Not only must the decision to assign a particular distinction to a particular level in the analysis be motivated, but there must also be an explicit set of principles for mapping between the levels (see Ladd, 1996: Chapter 4). Cross-linguistic and cross-dialectal work on intonation requires that autosegmental-metrical accounts should be comparable, and accounts can only be comparable if constraints on mapping are stated more clearly than they frequently are in monolingual studies . In the ToBI system, for instance, which was developed on the basis of General American English, a low tone is realised as a local minimum in the F0 trace when following H*, but has no effect on the phonetic realisation after H-. Mapping a particular tone onto a number of very different surface realisations is not necessarily a problem in monolingual accounts of intonation. In cross-linguistic work, however, the limitations of such an approach are quickly reached. In General American English, we find two tonal options at the phrase boundary; in the absence of a stressed syllable, pitch may either rise or remain level. Falls in pitch at the boundary are absent. The absence of falls means that a boundary rise, for instance after L*, can be transcribed H-H% and a boundary level as H-L%. An upstep rule explains why in H-H%, the H% is raised above the level of H-, and in H-L%, the L% is realised at the same level as the preceding H-. This approach does not work, however, when we use ToBI to compare General American English and Northern Irish English. Northern Irish English appears to have three boundary options; rising, level and falling. The upstep rule triggered by H- prevents us from transcribing the boundary fall as H-L%. If we attempt to solve the problem by assuming that upstep is a speaker choice, then the transcription H-L% arbitrarily covers two of the three boundary options available in Northern Irish English. Thus, as far as standard varieties of English are concerned, the phonetics-phonology mapping posited in ToBI may be no more than cumbersome; but when it comes to cross-linguistic and cross-varietal comparisons, the system runs into serious problems.

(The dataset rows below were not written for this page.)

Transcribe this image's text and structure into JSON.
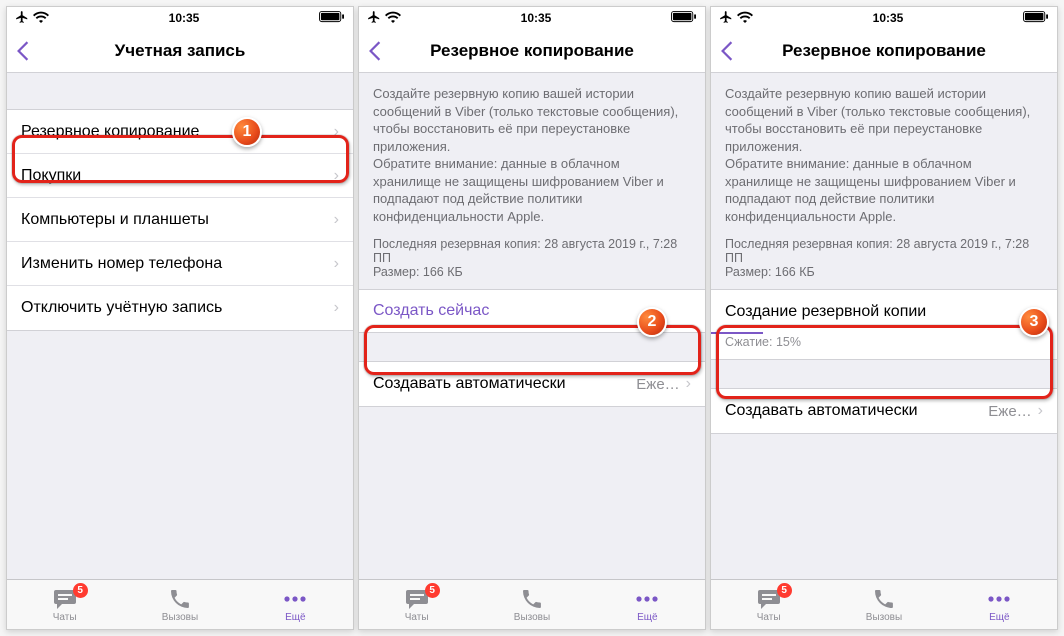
{
  "status": {
    "time": "10:35"
  },
  "panel1": {
    "title": "Учетная запись",
    "rows": [
      "Резервное копирование",
      "Покупки",
      "Компьютеры и планшеты",
      "Изменить номер телефона",
      "Отключить учётную запись"
    ]
  },
  "panel2": {
    "title": "Резервное копирование",
    "info": "Создайте резервную копию вашей истории сообщений в Viber (только текстовые сообщения), чтобы восстановить её при переустановке приложения.\nОбратите внимание: данные в облачном хранилище не защищены шифрованием Viber и подпадают под действие политики конфиденциальности Apple.",
    "meta_line1": "Последняя резервная копия: 28 августа 2019 г., 7:28 ПП",
    "meta_line2": "Размер: 166 КБ",
    "action": "Создать сейчас",
    "auto_label": "Создавать автоматически",
    "auto_value": "Еже…"
  },
  "panel3": {
    "title": "Резервное копирование",
    "info": "Создайте резервную копию вашей истории сообщений в Viber (только текстовые сообщения), чтобы восстановить её при переустановке приложения.\nОбратите внимание: данные в облачном хранилище не защищены шифрованием Viber и подпадают под действие политики конфиденциальности Apple.",
    "meta_line1": "Последняя резервная копия: 28 августа 2019 г., 7:28 ПП",
    "meta_line2": "Размер: 166 КБ",
    "busy_label": "Создание резервной копии",
    "progress_label": "Сжатие: 15%",
    "auto_label": "Создавать автоматически",
    "auto_value": "Еже…"
  },
  "tabs": {
    "chats": "Чаты",
    "calls": "Вызовы",
    "more": "Ещё",
    "badge": "5"
  },
  "callouts": {
    "c1": "1",
    "c2": "2",
    "c3": "3"
  }
}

In a nutshell, the present study has provided evidence for cross-linguistic differences in intonation at different levels of representation. English and German intonation are very similar at the phonological level of representation but differ at the acoustic phonetic level. This finding shows that cross-linguistic comparisons of intonation cannot be restricted to a single level of representation.
1Note, however, that Gussenhoven (1984) investigated English intonation, and that the present study has replicated his findings for English. In English, the distinction between prenuclear linking rules and nuclear modification can be upheld. The evidence from German may suggest, however, that the application of particular modifications to particular elements in the tune is language-specific, and that in English, certain adjustments happen to be restricted to prenuclear accents.